Pope Benedict XVI named him head of the Territorial Prelature of Chota, Peru, on 15 October 2005 and he was ordained a bishop on 12 December of that year by Emiliano Antonio Cisneros Martínez, Bishop of Chachapoyas, Peru, and a former prelate of Chota.

He was elected to a term as Secretary General of the Peruvian Episcopal Conference for the years 2014 to 2017.

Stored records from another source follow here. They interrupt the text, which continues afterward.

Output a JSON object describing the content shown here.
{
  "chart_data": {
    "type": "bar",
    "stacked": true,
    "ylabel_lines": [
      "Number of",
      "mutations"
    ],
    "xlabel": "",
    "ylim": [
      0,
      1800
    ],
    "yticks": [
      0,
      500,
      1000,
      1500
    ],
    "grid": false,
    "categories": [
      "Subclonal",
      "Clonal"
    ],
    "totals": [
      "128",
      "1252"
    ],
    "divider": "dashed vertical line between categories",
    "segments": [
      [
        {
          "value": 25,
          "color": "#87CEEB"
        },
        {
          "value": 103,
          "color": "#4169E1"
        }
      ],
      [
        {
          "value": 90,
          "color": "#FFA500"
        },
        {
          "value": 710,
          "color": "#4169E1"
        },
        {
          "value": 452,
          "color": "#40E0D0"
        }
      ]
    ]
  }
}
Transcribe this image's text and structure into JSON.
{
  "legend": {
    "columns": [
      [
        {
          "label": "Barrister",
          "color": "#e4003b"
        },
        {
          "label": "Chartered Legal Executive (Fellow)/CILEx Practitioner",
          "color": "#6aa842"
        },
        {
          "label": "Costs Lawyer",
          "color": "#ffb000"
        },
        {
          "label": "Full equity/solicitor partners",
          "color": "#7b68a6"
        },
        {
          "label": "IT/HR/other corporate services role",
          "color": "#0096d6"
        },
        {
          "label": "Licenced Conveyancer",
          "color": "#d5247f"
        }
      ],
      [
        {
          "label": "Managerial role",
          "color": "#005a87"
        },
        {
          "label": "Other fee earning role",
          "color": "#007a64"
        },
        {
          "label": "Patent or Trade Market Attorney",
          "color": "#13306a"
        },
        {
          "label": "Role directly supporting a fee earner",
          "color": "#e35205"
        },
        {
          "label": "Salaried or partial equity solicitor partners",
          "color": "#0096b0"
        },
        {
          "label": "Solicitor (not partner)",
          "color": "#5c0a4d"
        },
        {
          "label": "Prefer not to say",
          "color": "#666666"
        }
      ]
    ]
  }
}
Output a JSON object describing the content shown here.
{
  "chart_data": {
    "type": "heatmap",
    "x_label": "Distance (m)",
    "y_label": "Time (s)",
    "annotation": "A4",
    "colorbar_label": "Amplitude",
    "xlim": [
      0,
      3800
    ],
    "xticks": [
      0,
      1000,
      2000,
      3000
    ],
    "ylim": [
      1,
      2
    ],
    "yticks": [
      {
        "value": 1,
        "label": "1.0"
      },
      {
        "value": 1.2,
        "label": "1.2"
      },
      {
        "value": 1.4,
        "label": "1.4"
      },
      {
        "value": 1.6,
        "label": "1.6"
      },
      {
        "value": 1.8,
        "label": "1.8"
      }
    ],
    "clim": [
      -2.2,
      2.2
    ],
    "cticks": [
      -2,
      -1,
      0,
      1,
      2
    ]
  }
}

In April 2015, the Congregation for Institutes of Consecrated Life and Societies of Apostolic Life named Urcey an apostolic visitor tasked with investigating charges of "improper behavior" on the part of Luis Fernando Figari, founder of the Sodalitium Christianae Vitae. His work in Peru was scheduled to last from August 2015 to March 2016. Urcey reported that while Figari was Superior General he had "adopted a style of government excessively or improperly authoritarian, directed to impose one's own will," and that "in order to obtain the obedience of his brothers [he] used improper strategies and methods of persuasion, that is to say, underhanded, arrogant and nonetheless violent and disrespectful of the right to the inviolability of one's own interiority and discretion". On 30 January 2017, as a result of Urcey's investigation, the Congregation decreed that Figari should have no further contact with members of the Sodalit community.

On 9 March 2018, Urcey was elected President of Caritas Peru (Cáritas del Perú) for the three-year term 2018-2021.